It’s easy to complain about the complexities of grammar – but what would happen if you woke up in a world without it? Would you be able to communicate at all? This is exactly what JCMU Japanese language instructor Nagatomi-sensei and WMU Professor of Japanese Literature Dr. Jeffrey Angles invite you to imagine below.
Don’t many of us consider grammar to be an unglamorous part of learning Japanese?
Children, if they are in a linguistically rich environment, “acquire” it naturally, over months and years. Can we afford to spend the same amount of time in such an environment just like them, though?
The critical period to “acquire” another language may have long passed. However, we can utilize our first language as a reference point to “learn” to function as an adult. Our brain functions more effectively and efficiently when we link what we already know to something new.
Learning grammar enables us to find similarities and differences between languages. It helps us as a roadmap when we are getting lost. It shows us shortcuts. As we move on, we rely less on the map and explore more scenic routes.
To many of you, what I mentioned above is not new and sounds anachronistic.
The following poem may change your perspective on Japanese grammar.
I would like to introduce you to the work of Dr. Jeffrey Angles. He is a poet, translator, and professor of Japanese literature at Western Michigan University in Kalamazoo. His collection of original Japanese-language poetry Watashi no hizukehenkōsen (My International Date Line), published by Shichōsha in 2016, won the highly coveted Yomiuri Prize for Literature, an honor accorded to only a few non-native speakers since the award began in 1949. He is the first non-native speaker ever to win the Yomiuri Prize in the poetry category. I am honored to present one of his poems:
Mornings without Grammar
The labyrinth of language is dark and deep
So I form an alliance with grammar
Who happens to be much taller than me
Perhaps we’d best join forces
As we clasp our hands, trying to forget
Past hostilities, his hand is that
Of a giant, mine that of a dwarf
Grammar is the first to speak
Still filled with mistrust
We keep the conversation simple
As we turn left and right
Over and over again
I realize at some point, I’ve left
The route entirely up to him
But one morning, grammar is not there
Led by the unusually bright morning
I search for him but to no avail
Left with no choice, I walk on alone
Before long, grammar returns
As we walk shoulder to shoulder
I find we are now the same size
The more mornings grammar is gone
The more my doubts well up within
Grammar has lost his fierce appearance
His voice grows high, his muscles melt away
As if time is flowing backwards
Leaving an adolescent beside me
Meanwhile, more days pass without words
And now, grammar is already an infant
Soon, he will no longer be able to walk
His words descend into baby babble
Navigating the labyrinth has
Become my responsibility
Although I have neither map nor compass
The morning light still dazzles
Before long, led by the light
I will find the exit
And in that moment
I will proudly set foot outside
The labyrinth of language
While I carry deep inside of me
The fetus that once was grammar
I would like to conclude this blog post with Dr. Angles’ message for us:
“The differences between Japanese and English grammar are great enough that most of us non-native speakers find ourselves thinking about them each time we sit down to write, but in the process of writing numerous essays and articles in Japanese over the years, I slowly felt my fear of making grammatical mistakes slip away. This poem is about the discovery, made right about the time that I started writing my first poetry in Japanese, that I had become comfortable manipulating the rules of language, just as the rules of language had manipulated me in the past.”

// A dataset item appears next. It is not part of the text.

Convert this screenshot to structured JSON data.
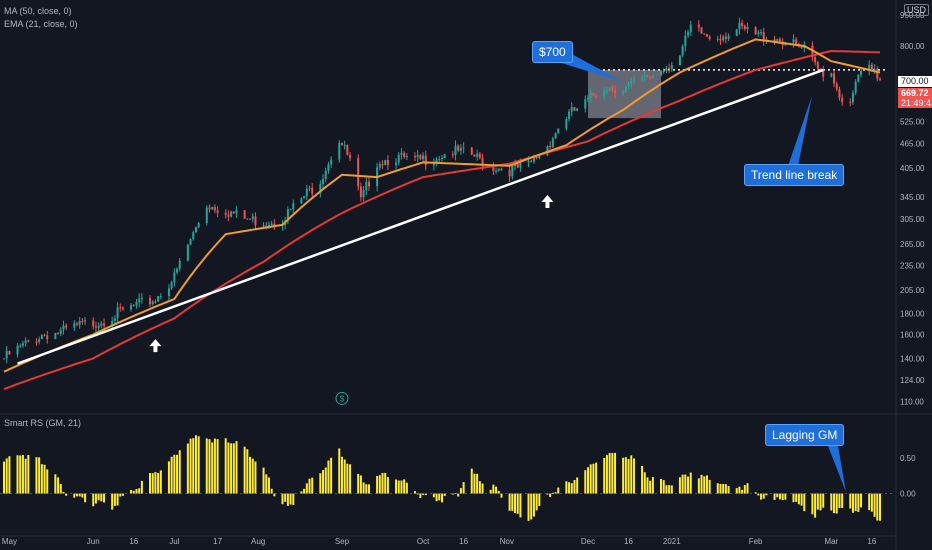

|Dr. Jeffrey ANGLES (1971- )’ s work as a scholar of modern Japanese literature and cultural history is visible in numerous publications and articles written in both English and Japanese. Most important among these are the monographs Writing the Love of Boys (University of Minnesota Press) and These Things Here and Now: Poetic Responses to the March 11, 2011 Disasters (Josai University).
In addition, he has published dozens of translations of Japan’s most important modern authors and poets. He believes strongly in the role of translators as activists, and much of his career has focused on the translation into English of socially engaged, feminist, or queer writers. Among his numerous book-length translations are Forest of Eyes: Selected Poems of Tada Chimako (University of California Press), Killing Kanoko: Selected Poems of Itō Hiromi (Action Books), Wild Grass on the Riverbank by Itō Hiromi (Action Books), and Twelve Views from the Distance by Takahashi Mutsuo (University of Minnesota Press). His most recent translation is an annotated, critical edition of the modernist classic The Book of the Dead by Orikuchi Shinobu (University of Minnesota Press).
His translation of Tada Chimako won both the Japan-US Friendship Commission Prize for the Translation of Japanese Literature and the Landon Translation Prize from the American Academy of Poets. He has also won major grants from the National Endowment for the Arts and the PEN Club of America.